La guerra fantasma alla corruzione

Per non dire di quanto accade in Sicilia dove l’inchiesta sulla mafia dei pascoli e le truffe sui fondi europei, già denunciate dall’ex presidente del Parco dei Nebrodi Giuseppe Antoci, scampato a un attentato ma non alla rimozione politico-burocratica, hanno portato all’arresto di 94 persone e alla denuncia di 151 aziende infettate da mafia e corruzione. Corruzione dentro gli enti di assistenza che non si accorgevano di come tanti «agro-imprenditori» rivendicassero come loro perfino terreni appartenenti alla Nato. Corruzione tra veterinari che per aiutare aziende amiche le certificavano «indenni» a dispetto delle vacche tisiche. Corruzione fra notai disposti anche ad assegnare per usucapione poderi altrui. Fino all’impunità: 15 mila ettari gestiti da una famiglia mafiosa con l’uso, negli anni, di oltre 700 contratti stipulati con defunti. Uno dei quali nell’aldilà da una dozzina d’anni.

Tema: in un contesto tanto imputridito che 8 italiani su 10 sono convinti che la corruzione, come spiegava sei mesi fa Nando Pagnoncelli, non sia calata affatto dai tempi di Tangentopoli (anzi, uno su tre crede sia aumentata) possiamo permetterci di stare per mesi senza un pilota all’Anticorruzione? Per carità, la macchina continua tutti i giorni a lavorare, studiare, preparare rapporti. E sarebbe ingiusto sottovalutare il ruolo del «presidente f.f.». Facente funzione. Quel che può fare fa.

Ma un organismo centrale come quello, che ha incarnato negli anni, a torto o a ragione, tante speranze da parte dei cittadini italiani esausti dalla piaga del malaffare dai tempi in cui le tangenti erano chiamate «zuccherini», avrebbe quanto mai bisogno, tanto più dopo la stagione di Raffaele Cantone che alcuni arrivarono addirittura ad additare per un’ascesa al Quirinale, di una guida salda. Di peso. Investita di un pubblico riconoscimento di leadership. Che spazzi via i cattivi pensieri (lo vogliono davvero, un responsabile della lotta ai corrotti?) che si stanno affacciando nella testa degli italiani dopo questo vuoto seguito all’uscita di Cantone il quale si era sgolato per avvertire i rischi di una vacanza di poteri. Inutilmente.

Questo Grande Silenzio, secondo Don Luigi Ciotti e molti con lui, «è un segnale pessimo. C’è chi ha pensato che dopo lo “spazza-corrotti” tutto sarebbe stato sistemato. Non è così. È solo illusionismo. Fumo in faccia. La verità è che la politica ha fatto di tutto per smantellare penalmente la guerra alla corruzione. Trascurando il legame profondo che c’era e che c’è tra la corruzione e gli appalti. La corruzione e la mafia».

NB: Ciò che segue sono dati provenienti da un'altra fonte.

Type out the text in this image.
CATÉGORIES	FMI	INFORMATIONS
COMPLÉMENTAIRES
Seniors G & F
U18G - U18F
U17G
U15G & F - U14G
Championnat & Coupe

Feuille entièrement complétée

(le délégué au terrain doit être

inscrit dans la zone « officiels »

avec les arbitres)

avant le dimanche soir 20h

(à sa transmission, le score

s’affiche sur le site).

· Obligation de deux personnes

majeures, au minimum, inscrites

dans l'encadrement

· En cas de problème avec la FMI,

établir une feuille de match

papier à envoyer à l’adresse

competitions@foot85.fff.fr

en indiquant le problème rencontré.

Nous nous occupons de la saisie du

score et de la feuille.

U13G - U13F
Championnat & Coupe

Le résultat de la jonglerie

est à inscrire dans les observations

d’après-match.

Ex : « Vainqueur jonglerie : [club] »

Il solito incendiario? Difficile dargli torto. La verità è che la lotta alla corruzione va a ondate. E non bastano le parole d’ordine. O capisci come cambia via via quello che Papa Francesco chiama «il pane sporco» per adattarsi meglio ai tempi, o finisci per perdere di vista quanto sta accadendo. Basti pensare a qual è oggi la «contropartita» della corruzione. Certo, ci sono ancora le mazzette. Ne abbiamo viste girare ancora tante, nei servizi televisivi di questi giorni. Ma stando all’ultimo rapporto dell’Anac dello scorso ottobre, di cui ha già scritto Giovanni Bianconi, lo scambio di fruscianti banconote è sceso al 48%. Pesano sempre di più, piuttosto, altre merci di scambio. Le regalie di un viaggio, una crociera, una gentile accompagnatrice. Le consulenze fatte avere alla società giusta. Le assunzioni di un figlio, un cugino, un amante. Non bastano le retate. Non bastano le sfuriate. Non bastano le manette. Quella che manca è una svolta culturale. La consapevolezza che la guerra ai corrotti non è solo un dovere morale. E un punto di partenza indispensabile per l’economia, la scuola, le istituzioni, il risanamento ambientale…

A chi gli chiedeva come mai la magistratura non sia riuscita in tanti anni a debellare il problema, Pier Camillo Davigo rispondeva giorni fa: «I giudici hanno fatto quello che in natura viene fatto dalle specie predatorie: migliorare la natura delle sue prede. Le indagini che come magistrati abbiamo fatto dal ’92 al ’96 hanno reso la corruzione più subdola, come se i ceppi virali si fossero fatti più resistenti, più difficili da individuare, più furba, in fin dei conti, ancora più diffusa di allora». Non avvertire questa insidia, oggi, è davvero sconfortante.